Editor’s Note: Students from all three years pause to reflect on their most recent experiences: third year students have finished their second teaching practicums; second year students have completed a study of Rudolf Steiner’s ideas on karma and reincarnation; and first year students have fully embarked on their journey. An additional reflection from first year student, Laura Young, describes her decision to start the teacher training after attending the Arts Festival last summer.
I spent ten years exploring Waldorf education on my own. Now, as I start this journey, I real- I ize the importance of community. To study and live into anthroposophy and take up the task of becoming a Waldorf teacher is ultimately an individual effort. But the community provides the foundation and secure framework from which individual striving can take place. I am so grateful for my teachers and fellow students.
In my Kindergarten practicum, I have experienced how what I have been learning becomes reality. It has become apparent that my effectiveness as a teacher does not lie only in how well I keep order in the class or on whether I am able to project myself as capable and confident. It lies in how precisely I am able to observe the children, in how true my perceptions are of where the children are in the moment, in how free my thoughts are from preconeived ideas or judgments, and in how open I can be to what is new and forthcoming in the children.
The grades practicum experience has taught me, above all, that the teacher is the mediator between the child and the spiritual world, the world of wisdom. Entering the second grade after being in a 7th grade class last year, I realize that one classroom of children differs from another as each novel has its own unique character. As we have heard for three years, the children are the book to which the teacher must refer for guidance in her teaching.
After having my eye on this teacher training program for several years, the first day of school felt momentous. With the wind in our backs and palpable excitement all around, my classmates and I pushed off the wharf. My husband and two very young children agreed to be stowaways. We spent the first weeks studying arcane maps of the seascapes ahead as our ship headed for the horizon. As the maps began to reveal their hidden meaning, the weather grew rough. My mind was stretched by challenging new concepts, difficult reading, and a significant amount of homework. My sleep-deprived mother’s body desperately tried to find flow as we gathered for eurythmy; I couldn’t seem to come up for air as I practiced my new recorder. Then, my heart was cracked open again and again during our weekly “biography time” by my classmates’ accounts of the turning points which have shaped them and brought them here.
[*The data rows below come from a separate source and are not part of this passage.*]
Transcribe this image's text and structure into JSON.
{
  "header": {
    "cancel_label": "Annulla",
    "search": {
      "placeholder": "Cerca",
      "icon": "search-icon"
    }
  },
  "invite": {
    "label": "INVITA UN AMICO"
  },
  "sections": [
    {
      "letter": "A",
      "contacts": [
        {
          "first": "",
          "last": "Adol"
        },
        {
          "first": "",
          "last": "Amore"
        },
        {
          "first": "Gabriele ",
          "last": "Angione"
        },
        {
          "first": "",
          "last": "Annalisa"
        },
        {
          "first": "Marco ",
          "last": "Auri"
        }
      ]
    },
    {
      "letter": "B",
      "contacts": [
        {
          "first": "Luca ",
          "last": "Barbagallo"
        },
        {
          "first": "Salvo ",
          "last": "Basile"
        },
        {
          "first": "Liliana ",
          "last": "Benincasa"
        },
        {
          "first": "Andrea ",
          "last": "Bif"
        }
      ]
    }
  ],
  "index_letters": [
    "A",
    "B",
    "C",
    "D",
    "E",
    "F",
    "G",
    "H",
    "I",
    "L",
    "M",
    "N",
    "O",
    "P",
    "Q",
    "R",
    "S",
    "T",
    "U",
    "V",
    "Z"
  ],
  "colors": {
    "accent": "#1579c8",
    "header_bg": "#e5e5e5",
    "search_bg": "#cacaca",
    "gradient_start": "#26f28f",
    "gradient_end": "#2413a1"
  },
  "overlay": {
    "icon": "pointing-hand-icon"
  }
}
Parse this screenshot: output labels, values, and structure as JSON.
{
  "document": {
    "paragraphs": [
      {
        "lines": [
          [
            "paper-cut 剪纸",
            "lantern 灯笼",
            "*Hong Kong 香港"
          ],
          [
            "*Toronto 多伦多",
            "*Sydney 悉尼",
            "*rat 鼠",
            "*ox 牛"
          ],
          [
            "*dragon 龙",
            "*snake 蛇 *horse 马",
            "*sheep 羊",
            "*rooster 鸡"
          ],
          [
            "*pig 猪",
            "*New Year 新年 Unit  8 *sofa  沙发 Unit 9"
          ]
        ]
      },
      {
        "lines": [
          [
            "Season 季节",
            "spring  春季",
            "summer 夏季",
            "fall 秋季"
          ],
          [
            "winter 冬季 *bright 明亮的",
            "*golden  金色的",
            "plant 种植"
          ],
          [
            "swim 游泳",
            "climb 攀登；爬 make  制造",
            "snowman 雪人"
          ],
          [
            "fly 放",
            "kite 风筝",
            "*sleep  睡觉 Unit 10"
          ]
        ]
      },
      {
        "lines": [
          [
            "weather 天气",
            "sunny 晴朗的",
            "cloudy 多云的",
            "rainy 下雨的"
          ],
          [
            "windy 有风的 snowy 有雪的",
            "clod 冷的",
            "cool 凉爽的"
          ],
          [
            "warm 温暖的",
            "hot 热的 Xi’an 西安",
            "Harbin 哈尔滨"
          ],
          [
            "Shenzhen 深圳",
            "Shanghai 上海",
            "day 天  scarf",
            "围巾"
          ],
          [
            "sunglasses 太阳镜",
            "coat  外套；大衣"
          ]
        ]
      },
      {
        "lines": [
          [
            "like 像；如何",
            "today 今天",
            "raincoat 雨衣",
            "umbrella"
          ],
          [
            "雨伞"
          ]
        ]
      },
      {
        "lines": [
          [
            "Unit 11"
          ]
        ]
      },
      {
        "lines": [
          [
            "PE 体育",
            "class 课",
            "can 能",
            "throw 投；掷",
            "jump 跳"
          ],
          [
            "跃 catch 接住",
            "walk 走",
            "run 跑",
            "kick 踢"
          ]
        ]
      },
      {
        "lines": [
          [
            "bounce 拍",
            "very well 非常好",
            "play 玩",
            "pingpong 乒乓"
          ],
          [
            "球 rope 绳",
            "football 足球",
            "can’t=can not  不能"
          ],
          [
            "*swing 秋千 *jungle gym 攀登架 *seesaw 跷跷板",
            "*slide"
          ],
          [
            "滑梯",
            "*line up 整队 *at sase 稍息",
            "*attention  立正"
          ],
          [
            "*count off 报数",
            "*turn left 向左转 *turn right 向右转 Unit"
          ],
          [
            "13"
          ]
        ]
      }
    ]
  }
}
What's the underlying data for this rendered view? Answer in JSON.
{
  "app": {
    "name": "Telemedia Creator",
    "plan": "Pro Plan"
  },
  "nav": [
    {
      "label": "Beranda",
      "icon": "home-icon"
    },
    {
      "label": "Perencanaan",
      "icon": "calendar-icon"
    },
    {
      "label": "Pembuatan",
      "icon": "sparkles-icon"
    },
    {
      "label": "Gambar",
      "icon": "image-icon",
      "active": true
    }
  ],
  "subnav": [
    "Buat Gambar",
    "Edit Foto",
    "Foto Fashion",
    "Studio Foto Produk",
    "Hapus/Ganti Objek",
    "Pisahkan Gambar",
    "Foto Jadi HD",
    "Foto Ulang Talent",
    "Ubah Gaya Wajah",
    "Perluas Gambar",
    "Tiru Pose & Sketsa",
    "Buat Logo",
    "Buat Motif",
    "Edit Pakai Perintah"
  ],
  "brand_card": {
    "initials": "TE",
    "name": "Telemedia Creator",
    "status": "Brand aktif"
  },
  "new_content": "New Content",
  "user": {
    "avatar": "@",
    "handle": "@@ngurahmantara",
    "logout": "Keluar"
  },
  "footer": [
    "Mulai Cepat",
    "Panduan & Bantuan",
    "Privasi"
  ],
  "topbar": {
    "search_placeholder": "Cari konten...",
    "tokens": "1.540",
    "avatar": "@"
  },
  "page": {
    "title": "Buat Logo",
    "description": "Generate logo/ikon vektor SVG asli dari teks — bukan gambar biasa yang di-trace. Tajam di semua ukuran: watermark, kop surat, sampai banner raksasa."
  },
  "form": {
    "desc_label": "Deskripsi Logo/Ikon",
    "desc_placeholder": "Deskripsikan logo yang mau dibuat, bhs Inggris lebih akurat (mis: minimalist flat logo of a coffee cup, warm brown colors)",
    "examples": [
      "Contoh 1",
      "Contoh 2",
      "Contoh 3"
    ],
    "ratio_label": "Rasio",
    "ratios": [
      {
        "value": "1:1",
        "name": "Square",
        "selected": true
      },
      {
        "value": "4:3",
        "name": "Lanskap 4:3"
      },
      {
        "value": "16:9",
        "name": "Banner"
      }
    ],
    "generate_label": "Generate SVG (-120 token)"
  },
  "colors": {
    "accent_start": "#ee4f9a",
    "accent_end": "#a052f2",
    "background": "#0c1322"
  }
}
Slowly, I became aware of our lives unfolding together with vulnerability, trust and courage.
As our class wends its way into the second year, a subtle but deep feeling is growing: a quiet and peaceful, yet very galvanized resolve. It feels almost like watching pieces of a complex puzzle slowly but surely falling into place, or – as with veil painting – layer upon subtle layer gradually evolving into an exquisitely warm and luminous image.
My experience so far has been remarkably rich – like the texture of a fine velvet, a soulful Rafael painting, a stunning sunset all rolled into one. As a single mom to two young children, I have found myself stretched in ways I hadn’t imagined possible. But nearing the halfway point in my second year, I have settled into a steady rhythm and I find myself more fully aware, awake and appreciative of the wonder of children and the incredible ideals that provide the foundation for Waldorf education.